Я выдавливаю улыбку.

— Ты не обиделась?

— Разумеется, нет, — говорит Эйприл, прикладывая к губам белую матерчатую салфетку.

Я делаю большой глоток кофе, наблюдая за подругой, и спрашиваю себя, верю ли я ей.

ВЭЛЕРИ: глава восьмая

Проходят дни, и Чарли постепенно начинает понимать, почему он находится в больнице. Он знает, что в доме его друга Грейсона произошел несчастный случай и он получил ожоги лица и ладони. Он знает, что ему сделали операцию на ладони и скоро сделают на лице. Ему известно, что коже требуется время на заживление, а затем длительное лечение, но со временем он вернется в свою кровать, в свою школу, к своим друзьям. Все это говорят ему — медсестры, психиатры, специалисты по трудотерапии и физиотерапевты, хирург, которого он называет доктором Ником, его дядя и бабушка. Но чаще всех остальных это внушает ему его мать, которая постоянно рядом с ним, днем и ночью. Он видел свое лицо в зеркале и во время перевязки разглядывал ладонь с тревогой, страхом или обыкновенным любопытством — в зависимости от настроения. Он чувствовал, как с помощью доз морфина и других обезболивающих спадает и уходит боль в ранах, и плакал от бессилия во время лечебных процедур.

Тем не менее у Вэлери создается тревожное впечатление, что ее сын не полностью осознает происшедшее с ним — ни серьезности ран, ни последствий, которые затянутся на многие месяцы, а может быть, и годы. В больнице он пока что изолирован от общения с внешним миром, и ему еще только предстоит столкнуться с пристальными взглядами и вопросами. Вэлери переживает из-за этого и тратит много нервной энергии, готовясь к предстоящему, к ясному моменту истины, когда Чарли задаст ей неизбежный вопрос, который она задает себе снова и снова «Почему?»

Этот момент наступает рано утром в четверг, через две недели после несчастного случая. Вэлери стоит у окна и наблюдает за первыми снежинками этой зимы, предвкушая восторг Чарли, когда он проснется. Она не припомнит, чтобы когда-нибудь в октябре выпадал снег, хоть несколько снежинок. С другой стороны, человек может и не заметить подобные вещи за повседневной суетой. С глубоким вздохом Вэлери думает, не принять ли ей душ или, может быть, выпить чашку кофе. Но в итоге тащится к своему креслу-качалке, шурша тапочками по жесткому холодному полу. Потом она неподвижно сидит и смотрит на мелькание фигур на экране маленького телевизора с приглушенным звуком, который привинчен к стене над кроватью Чарли. Излучающий бодрость Эл Рокер болтает на Рокфеллер-плаза с возбужденными туристами, которые держат перед камерами самодельные таблички. С ШЕСТНАДЦАТИЛЕТИЕМ, ДЖЕННИФЕР... ПРИВЕТ НАЧАЛЬНОЙ ШКОЛЕ ЛАЙОНВИЛЛА... ПОЗДРАВЛЯЕМ «ГОЛДЕН ГОФЕРС»[8].

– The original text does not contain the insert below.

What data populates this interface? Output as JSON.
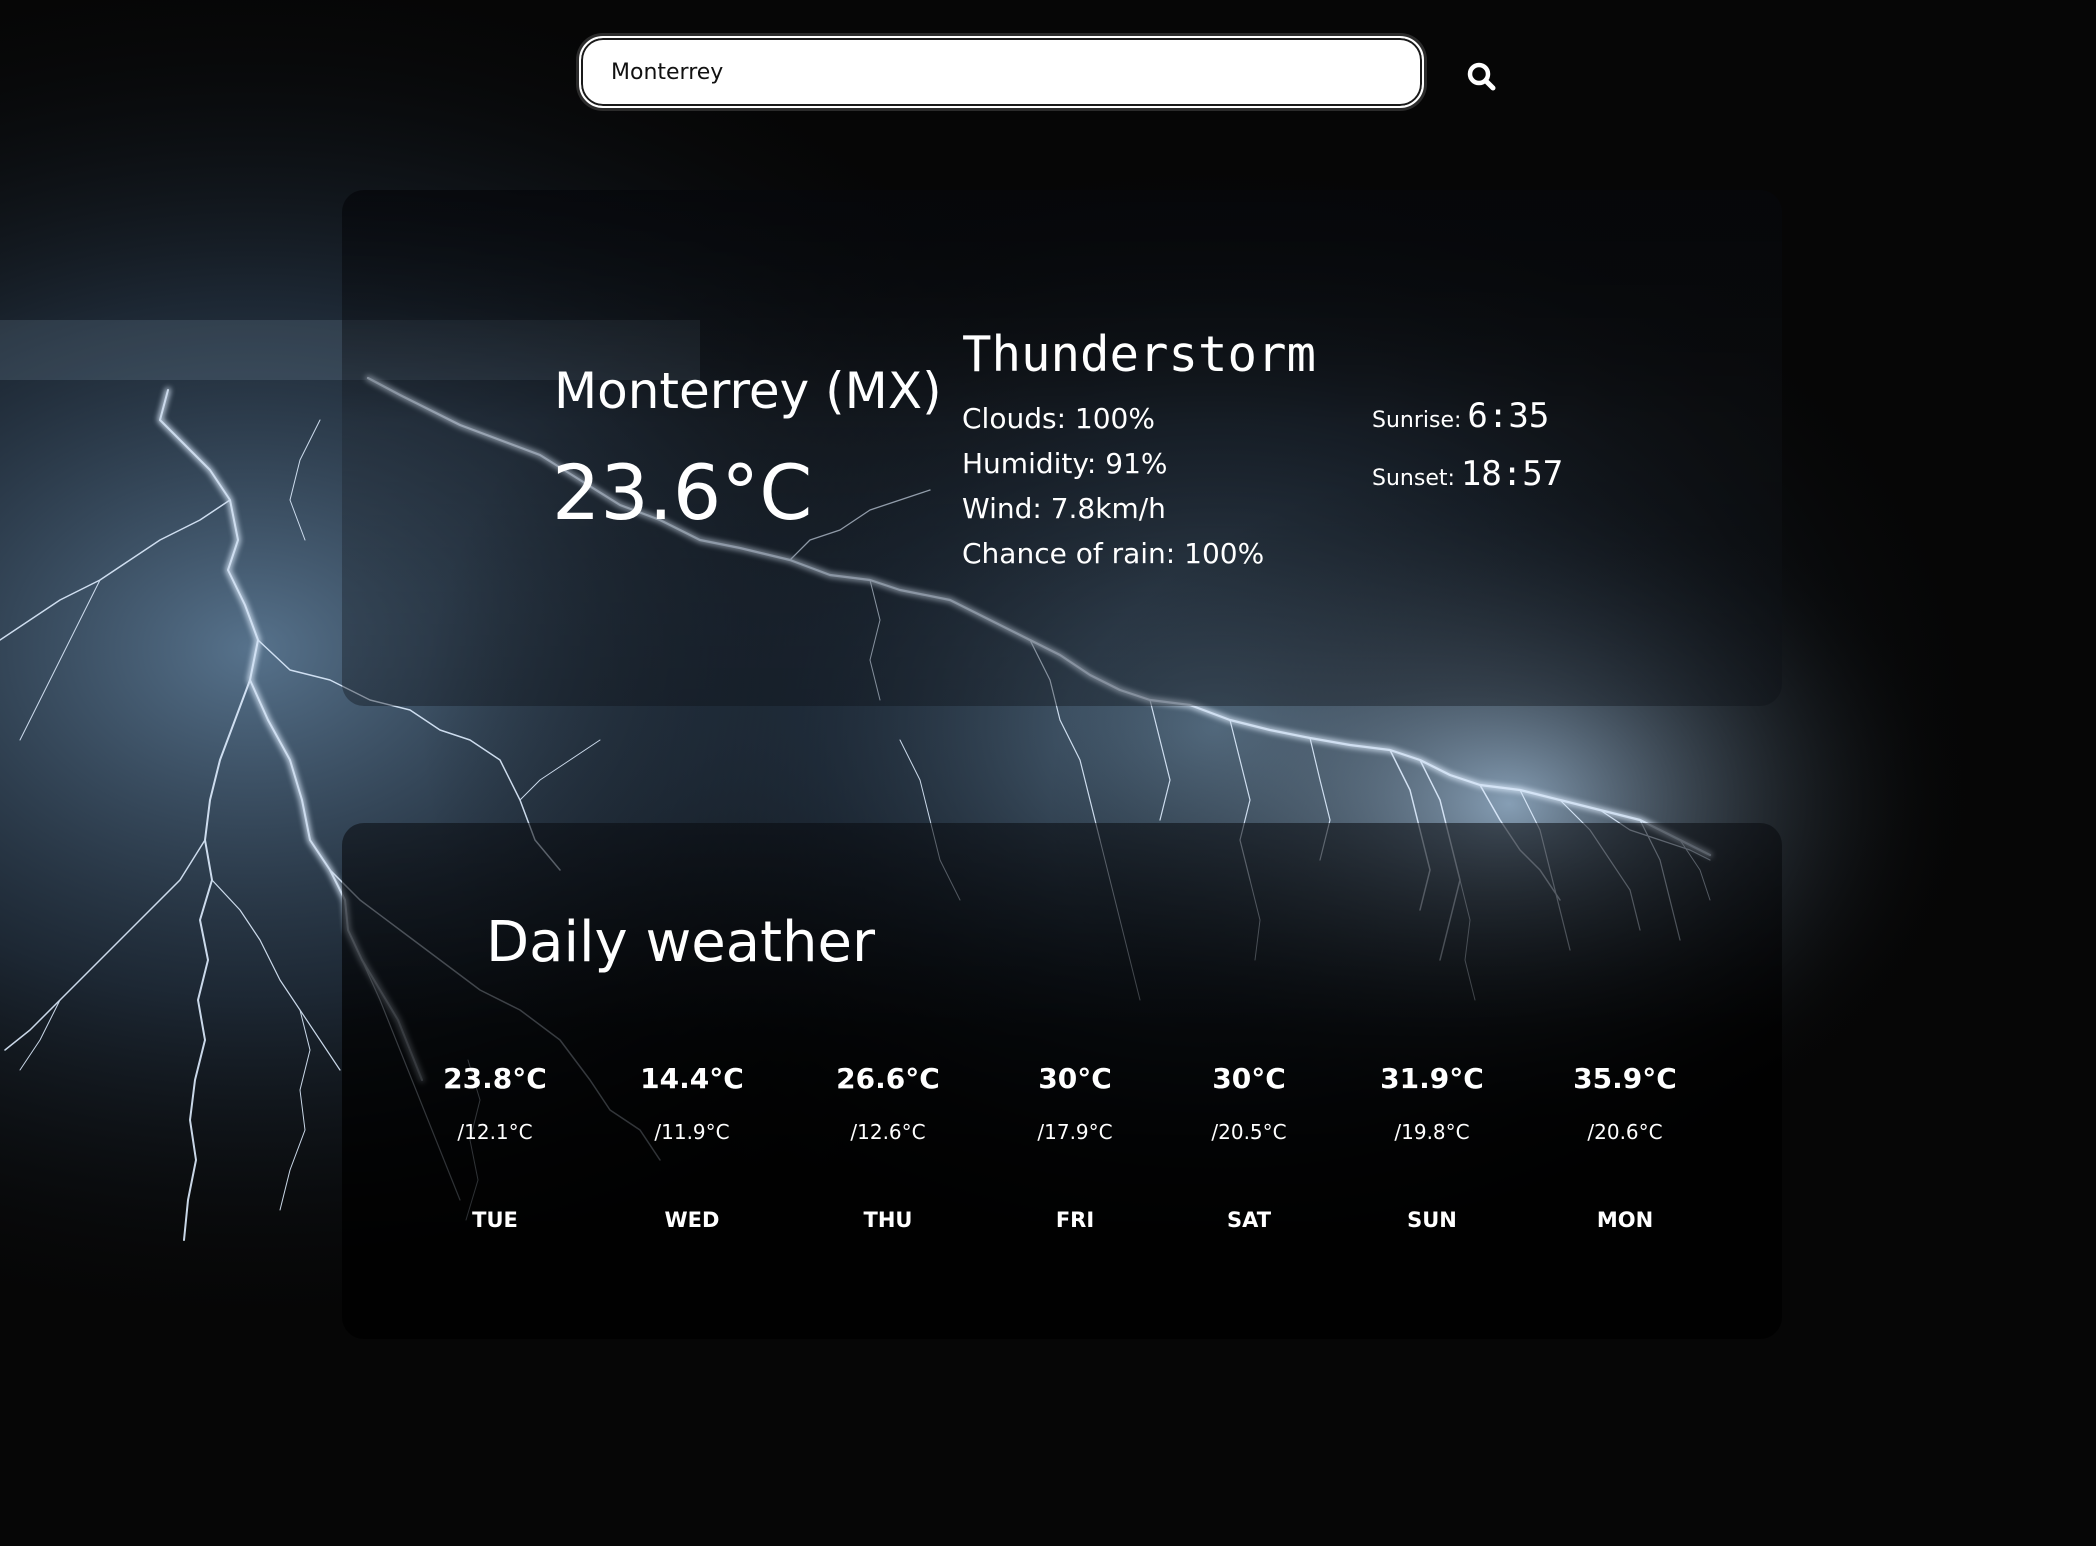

Вэлери думает, сможет ли снова ощутить вот такую простую радость от размахивания табличкой, и вдруг слышит, как Чарли тихо зовет ее. Она быстро поворачивается к нему и видит, что он ей улыбается. Она отвечает ему улыбкой, встает и делает несколько шагов к его кровати. Затем опускает боковину кровати, садится на край и гладит сына по голове.

— Доброе утро, мой милый.

Он облизывает губы, как делает это всегда, когда возбужден или хочет сказать что-то хорошее.

— Я видел сон про китов, — говорит он, откидывая ногами одеяла и подтягивая колени к подбородку. Голос у него сонный и хрипловатый, но одурманенности лекарствами нет. — Я плавал вместе с ними.

— Расскажи еще, — просит Вэлери, сожалея, что ее собственные сны не столь мирны.

Чарли снова облизывает губы, и Вэлери обращает внимание, что нижняя потрескалась. Тогда она достает из ящика прикроватной тумбочки бальзам для губ «Чеп-стик», а Чарли тем временем продолжает:

— Их было двое... Они были огромные. Вода выглядела жутко холодной, как на картинках в моей книжке про китов. В той, помнишь?

Вэлери кивает и смазывает ему губы бледно-розовым бальзамом. Мальчик недолго морщится, а потом возобновляет рассказ:

— Но в моем сне вода была по-настоящему теплая. Как в ванне. И я даже прокатился на одном из них... Я сидел прямо у него на спине.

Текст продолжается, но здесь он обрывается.